Terkait dengan hal ini, saya teringat dengan narasi yang dibangun oleh para pengurus Masjid Jogokaryan, Jogjakarta. Mereka selalu berkampanye agar para jamaah di masjid itu bisa beribadah kepada Allah dengan bekal yang mereka miliki sendiri. Bukan atas bantuan atau kontribusi pihak lain. Caranya, seandainya dana operasional masjid tersebut per bulan Rp 10 Juta, sedang jamaahnya ada 100 orang, maka untuk fasilitas ibadah masing-masing orang membutuhkan dana Rp 100 ribu dalam sebulan. Jika ada jamaah yang dalam satu bulan menyumbang Rp 100 ribu, maka kebutuhan sebulan di masjid itu berarti telah dibiayainya sendiri. Namun, jika sebulan menyumbang Rp 50 ribu, maka yang separo (Rp 50 ribu) adalah sumbangan atau infaq dari orang lain.

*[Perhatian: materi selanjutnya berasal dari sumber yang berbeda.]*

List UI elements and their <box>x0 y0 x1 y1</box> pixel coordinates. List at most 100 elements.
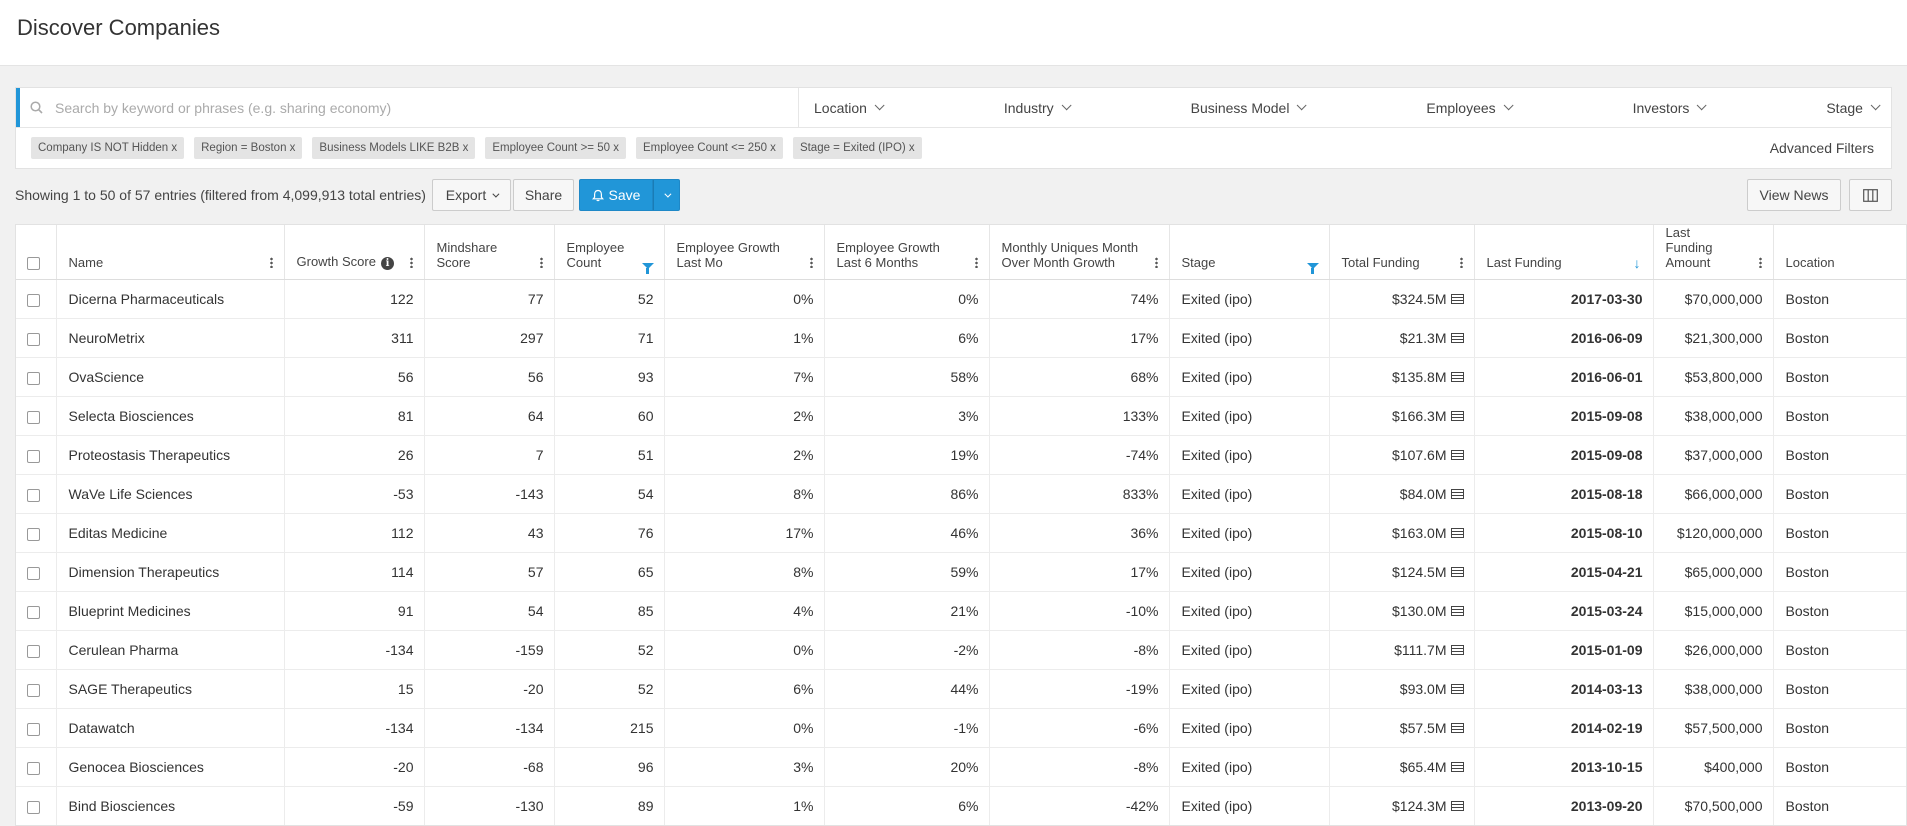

Di sinilah, esensi ajaran yang selalu diajarkan Gus Baha dalam berbagai pengajian. Beliau ingin agar semua orang bisa menjadi solusi. Solusi bagi dirinya sendiri. Solusi bagi keluarganya. Soluisi bagi masyarakat sekitarnya dan solusi bagi negaranya. Bukan malah menjadi beban dan menjadi problem.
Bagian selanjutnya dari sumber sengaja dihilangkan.